Donors are aligned and everything is moving onside for the Sheldon two-year institution’s second varsity sport after adding a shooting team in the spring 2019.
NCC president John Hartog led a discussion on the probable program at the Sept. 21 board meeting. He stressed that he was not looking for approval of a soccer program. Instead, he wanted the board’s blessing for a public-entity agreement with the Sheldon School District, known as a 28E agreement.
“The decision before you today is not a decision regarding soccer per se, but it is soccer that brings about this decision that we present to you for your consideration,” Hartog told the trustees.
The pitch still centered around the sport, though.
Rumblings of Thunder soccer have rolled through the NCC administration for years. President emeritus Alethea Stubbe told The REVIEW it was one of the few things she wished she had accomplished but did not during her time at the helm.
Her successor said the pieces are finally coming together. Just days after the board meeting, Sanford Health and Premier Communications donated $150,000 and $50,000, respectively, to the turf field. On Oct. 5, Citizens State Bank also announced a $50,000 contribution.
Hartog mentioned perennial themes of the community college, synergy and partnership, as key reasons for NCC to get on board. The field would give the college access to a high-quality game and practice field, lockers rooms and more.
The entire facility is projected to cost $1.5 million, which includes a turf field and a new scoreboard at the Sheldon High School complex. NCC’s part of the bill would be $325,000, which Hartog said is “obviously less” than if the college were to decide to go it alone. About $1.1 million needed for the project already is raised, which includes NCC’s share.
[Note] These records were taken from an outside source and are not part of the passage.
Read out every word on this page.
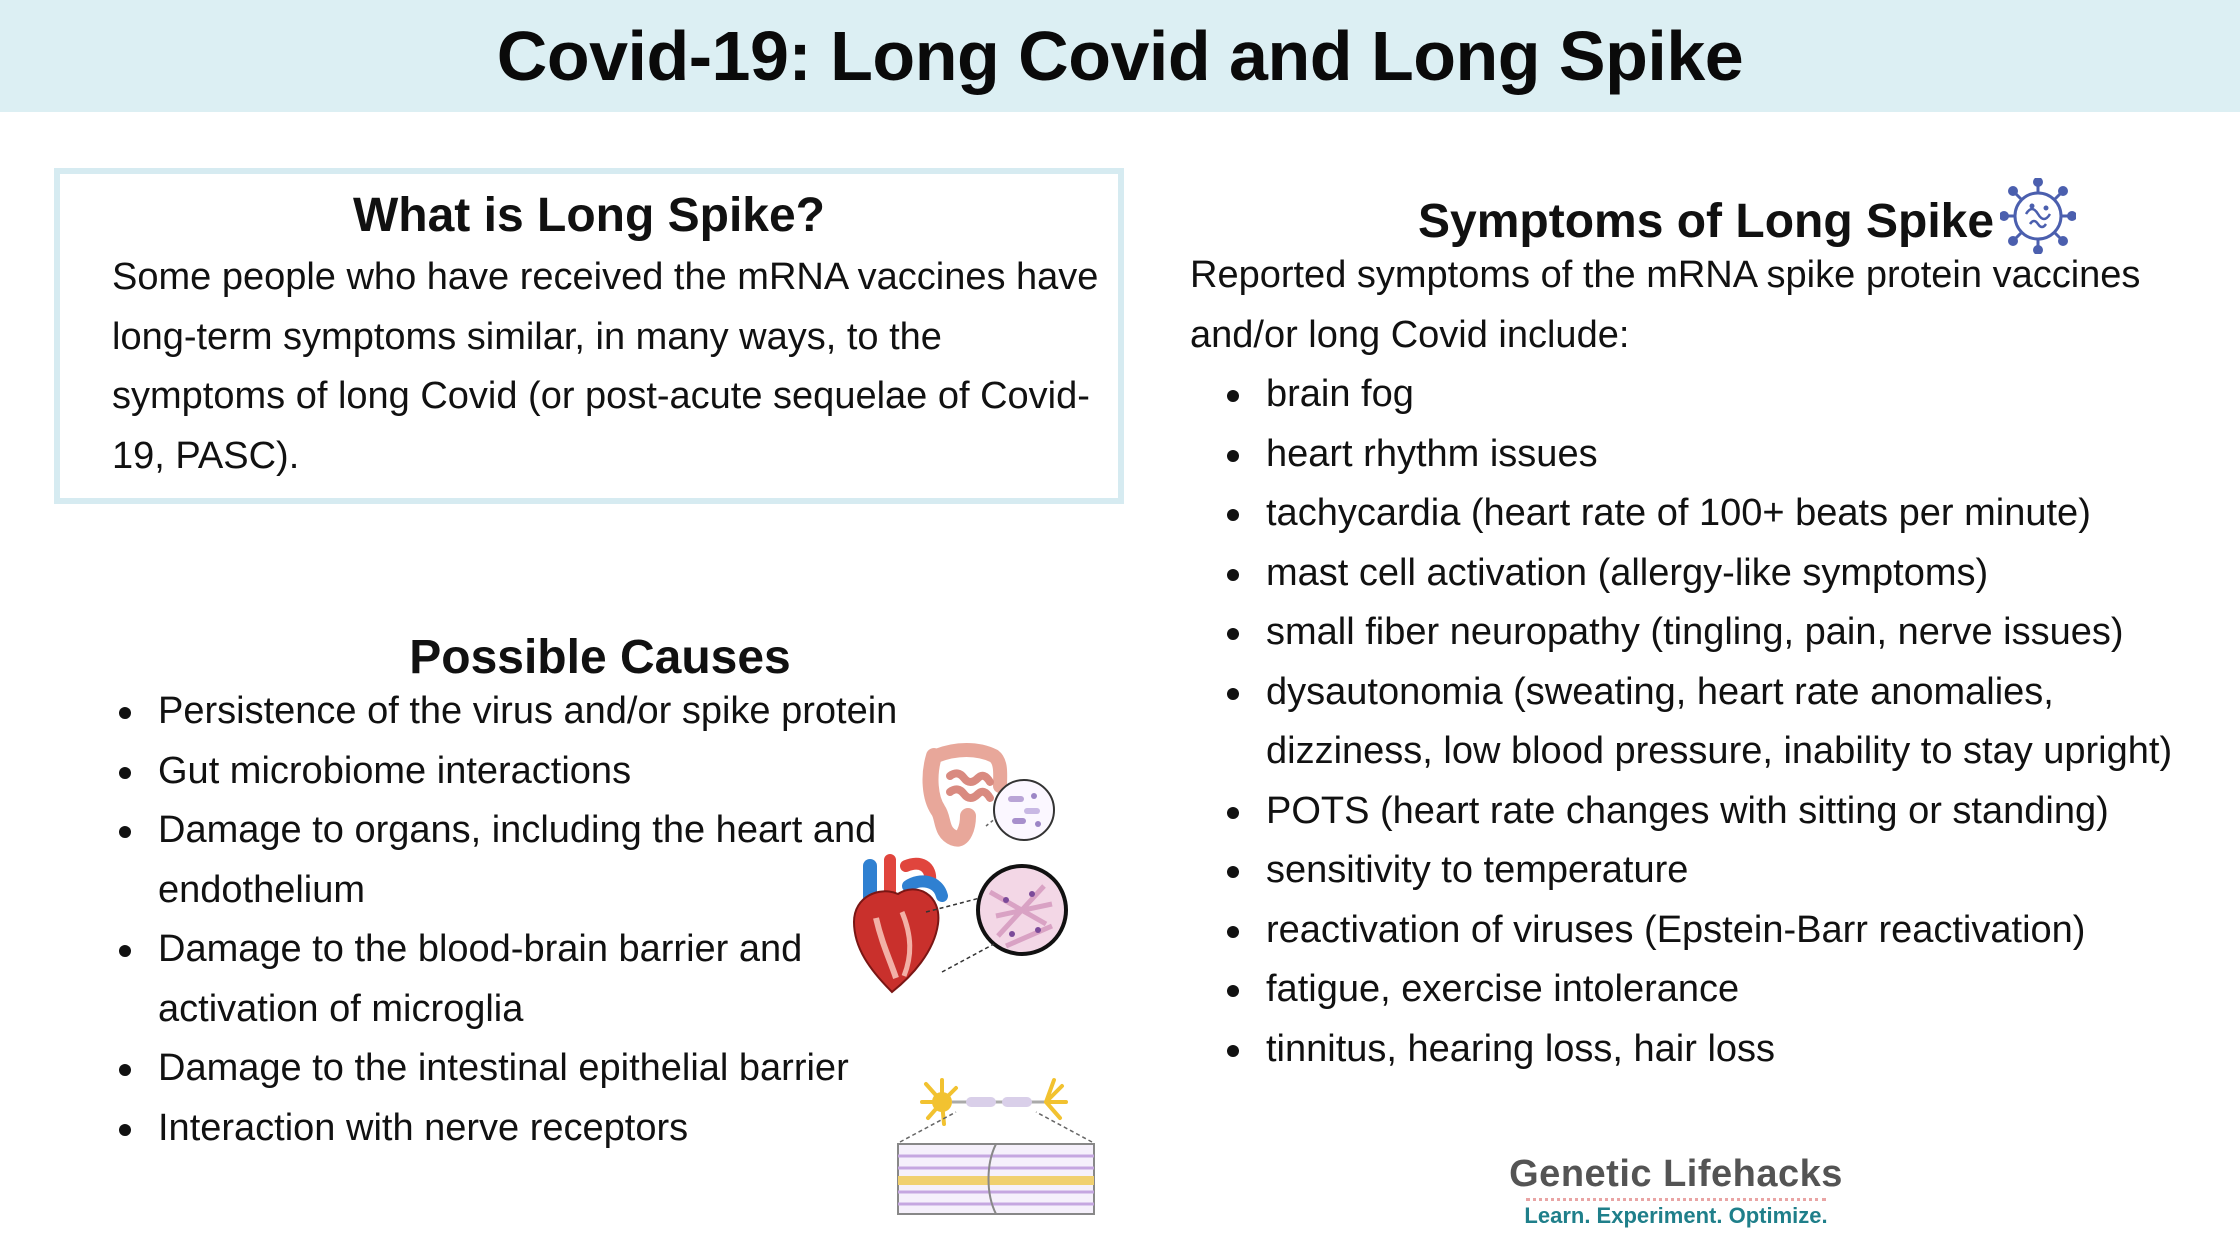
Covid-19: Long Covid and Long Spike
What is Long Spike?

Some people who have received the mRNA vaccines have long-term symptoms similar, in many ways, to the symptoms of long Covid (or post-acute sequelae of Covid-19, PASC).

Possible Causes
Persistence of the virus and/or spike protein
Gut microbiome interactions
Damage to organs, including the heart and endothelium
Damage to the blood-brain barrier and activation of microglia
Damage to the intestinal epithelial barrier
Interaction with nerve receptors
Symptoms of Long Spike

Reported symptoms of the mRNA spike protein vaccines and/or long Covid include:

brain fog
heart rhythm issues
tachycardia (heart rate of 100+ beats per minute)
mast cell activation (allergy-like symptoms)
small fiber neuropathy (tingling, pain, nerve issues)
dysautonomia (sweating, heart rate anomalies, dizziness, low blood pressure, inability to stay upright)
POTS (heart rate changes with sitting or standing)
sensitivity to temperature
reactivation of viruses (Epstein-Barr reactivation)
fatigue, exercise intolerance
tinnitus, hearing loss, hair loss
Genetic Lifehacks
Learn. Experiment. Optimize.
“Really, from the college’s perspective, it would be a benefit to enter into that partnership,” he said.
Construction is slated to begin in the spring and be ready for Sheldon High School football game day by fall 2022. NCC would likely take at least one academic year after that and start playing in 2023 or 2024.
Trustees raised questions about cohabitation logistics with the school district, such as what would happen if there were scheduling conflicts.
Booking problems should be minimal since collegiate soccer is a fall sport while the high school soccer season kicks off in the spring. Concurrent kickoff times also won’t be an issue; most college soccer matches are played on Wednesdays and Saturdays, not interfering with Friday night high school football.
Hartog explained that many postsecondary athletic departments — especially ones near NCC’s size and location — have similar sharing agreements with their local school districts.
Program details are still forthcoming, Hartog said. He said the college would like to have men’s and women’s teams and use the sport as a way to recruit future students and promote a collegiate atmosphere at the two-year school.
“Part of the mission of a comprehensive community college is the further development of the individual, and part of that maturation process has to do with relationship building and the physicality of the body,” Hartog said. “That goal in recruitment goes also in hand with the fulfillment of our mission to enhance the collegiate experience.”
The president reiterated that the day’s decision was only about sharing the field, but said he is eager for it means for the future.
“We’re not asking for a document to be inked today, but we are asking for you to please let it be known that the college is delighted to be partnered with the local school on this exciting, gratifying endeavor,” he said.
The board approved the 28E agreement 7-0.
“NCC, as everyone knows, has a long and successful track record of making good things happen with limited resources,” Hartog said. “That model is guiding us, not just in this relationship and partnership, but in all that we do.”